Two sacrosanct, as human principles go—standards of justice took front and center stage in the Civil War years: state’s rights and habeas corpus. I can see Putsch railing against any infringement of either:

”Tyranny …. in soft measured voices, done in secret, and with powdered silk gloves is STILL TYRANNY.”

Oh yeah, I can easily see it! And I’d tend to agree, in a relative sense—but only a relative sense. Fact is, such lofty human principles stood squarely in the way of a far greater good: the liberation of hundreds of thousands of enslaved people. Robert E Lee personally loathed slavery. He had never owned a slave. But he took up the call of what he considered even more sacred. ‘State’s rights’ became his clarion call. Consequently, he signed on to command Southern troops, enshrining slavery as the ‘right’ of the state to decide, not some meddling Union to impose their standards from afar.

‘Man is dominating man to his injury’—even (and in this case, due to) when they run by their own self-invented concepts of justice. In the greater removed picture, looked at from our time, only the elimination of slavery matters. One Union should split into two? It’s like what Bud said when he threw away the anti-rattle clip he couldn’t figure out how to reinstall—“What’s more rattle on a Ford?” So it is with human self-government. What’s one more division of mankind in a sea of many divisions?

Here the two bedrock principles of American justice, habeas corpus and state’s rights, stood squarely in the way of real justice for hundreds of thousands of Blacks—for Whites too, for that matter, since Jefferson wrote of the South: “The parent storms [in domination of his slaves]; the child looks on . . . puts on the same airs . . . and thus nursed, educated, and daily exercised in tyranny, cannot but be stamped by it with odious peculiarities.” 

One is reminded (a bone for science-fiction aficionados) of ‘Childhood’s End, in which the alien overlords paid no attention whatsoever to ‘state’s rights,’ immediately and decisively ending the cruel spectator sport of bullfighting. 

Lincoln’s suspension of habeas corpus was a measure he deemed essential to preserve the Union, which action would enable the freeing of slaves. Certain journalists were openly encouraging desertion from the Northern army. ‘I should shoot some guileless plowboy deserter and not the guileful propagandist who induced him to do so?’ he posed.

Grant’s suspension of habeas corpus during his presidency is more directly connected with the welfare of Blacks than was Lincoln’s.
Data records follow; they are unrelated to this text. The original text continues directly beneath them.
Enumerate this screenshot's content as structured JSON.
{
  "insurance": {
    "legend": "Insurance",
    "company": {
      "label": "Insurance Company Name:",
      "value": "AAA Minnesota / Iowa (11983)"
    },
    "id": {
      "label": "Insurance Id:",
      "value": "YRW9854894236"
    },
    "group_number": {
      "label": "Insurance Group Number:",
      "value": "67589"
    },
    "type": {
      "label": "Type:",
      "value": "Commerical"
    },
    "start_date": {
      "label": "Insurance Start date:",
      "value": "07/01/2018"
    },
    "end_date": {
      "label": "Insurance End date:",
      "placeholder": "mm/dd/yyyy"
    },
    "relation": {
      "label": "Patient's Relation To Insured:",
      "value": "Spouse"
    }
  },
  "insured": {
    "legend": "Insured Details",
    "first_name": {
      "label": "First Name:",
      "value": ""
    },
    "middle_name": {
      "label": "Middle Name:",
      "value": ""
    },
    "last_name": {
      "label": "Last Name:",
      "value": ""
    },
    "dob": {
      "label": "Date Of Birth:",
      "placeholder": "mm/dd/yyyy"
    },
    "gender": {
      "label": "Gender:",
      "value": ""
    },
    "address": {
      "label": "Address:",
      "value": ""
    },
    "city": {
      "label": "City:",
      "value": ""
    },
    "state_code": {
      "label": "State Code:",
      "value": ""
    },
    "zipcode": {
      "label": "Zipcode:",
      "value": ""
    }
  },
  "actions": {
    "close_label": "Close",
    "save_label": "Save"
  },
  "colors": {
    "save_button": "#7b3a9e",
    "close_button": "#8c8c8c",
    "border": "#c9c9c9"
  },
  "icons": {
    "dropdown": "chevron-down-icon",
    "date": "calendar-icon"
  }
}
In the early days of Johnson’s presidency, the Ku Klux Klan arose. Reports were that it commanded the active participation of 2/3 of southern Democrats whites, and the tacit participation of the other third. By many measures, Blacks were worse off than during slavery. The white aristocracy manipulated them into situations just as oppressive but with no obligation to provide for them.

Unspeakable and well-documented atrocities became routine. Not only might Blacks be easily beaten or killed, but also white Republican southerners who aligned with them. Murderers could not be brought to justice. Witnesses were too intimidated to speak out, and with good reason; no jury of peers would convict Klansmen, and the retribution against witnesses would be severe. Grant sent in federal judges, and suspended habeas corpus in enough instances that Klansmen would turn upon each other in efforts to get off or gain lighter sentences for the crimes that a non-federal judge would excuse. Within a few years, he had broken the back of the Klan. It’s later reemergence is in name and ideology only (just as Baal worship kept coming back, even though guys like Elijah would clean it out from time to time.)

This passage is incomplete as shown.